King Of New York

King Of New York

Like any good Catholic, bad-boy auteur Abel Ferrara has always had sin, morality, and retribution on his mind, but he views them through a grossly distorted lens, with characters who adopt their own unofficial codes of divine justice. When a mute seamstress is raped twice in Ferrara's superb 1981 exploitation thriller Ms. 45, she "speaks" with a gun, wiping out her attackers and a random sampling of the male population in the bargain. In the aptly titled Bad Lieutenant, Ferrara's 1992 tour de force starring Harvey Keitel, a deeply corrupt officer tries to redeem himself to the church by killing the men responsible for sexually assaulting a nun, only to find that the victim has forgiven her attackers.

Coming after a long purgatory in half-hearted B-pictures and TV land, where he directed episodes of Miami Vice and the Crime Story pilot, Ferrara's operatic 1990 gangster film King Of New York confirmed his affinity for the morally wayward and contradictory. A businessman, a philanthropist, and an executioner rolled into one, Christopher Walken elects himself mayor of the streets, which to him means confusing greed with altruism: Once he controls the city's drug trade, by any bloody means necessary, the other sleazy kingpins will be eliminated and a portion of the proceeds will finance community projects like an underfunded hospital in the South Bronx. After serving a long prison sentence, the scarily opaque Walken and his cronies (Laurence Fishburne, Steve Buscemi, and Giancarlo Esposito, among others) seize their turf through a sweeping coup, eliminating their competitors by force. With the police hogtied by procedure, rogue cop David Caruso and a few of his fellow officers (including Wesley Snipes) try to stop Walken's gang on their own, over the objections of by-the-book lieutenant Victor Argo.

The DVD release of King Of New York—which coincides with Argo's recent death from lung cancer—reveals Argo as the film's true moral center, a man unmoved by Walken's slippery justifications for mass slaughter. ("I've never killed anyone who didn't deserve it," he claims.) A Martin Scorsese discovery who appeared in five other Ferrara films, Argo is arguably the audience's lone surrogate in a shady urban landscape; his earthy features and self-effacing style make him a memorable foil to the flashier Walken. Without his quiet authority, King Of New York might be written off as an unrepentant gangsta playbook, all sleaze and decadence without the ballast of common decency.

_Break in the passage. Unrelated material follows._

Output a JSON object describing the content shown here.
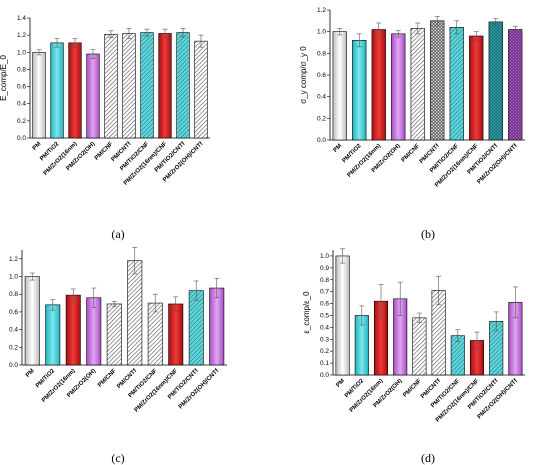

The two-disc DVD set includes a couple of solid featurettes on Ferrara's production crew and rapper Schoolly D, but the real prize is the commentary by the director himself. With the sound of a cork popping in the background, Ferrara states upfront that the only reason he agreed to do the commentary at all is for the $5,000 in cash, and he sets about earning every dime. Frequently distracted by Bojan Bazelli's gorgeous cinematography ("It's Rembrandted out"), especially when it accentuates the female form ("Everything's perfecto, including this piece of ass"), Ferrara goes on to remark that he would never make a movie like King Of New York again, because the filmmaking is "fascistic" in its precision. All modesty aside, the film never made a bid for critical respectability like gangster contemporaries like GoodFellas and Miller's Crossing, but it deserves its place among them.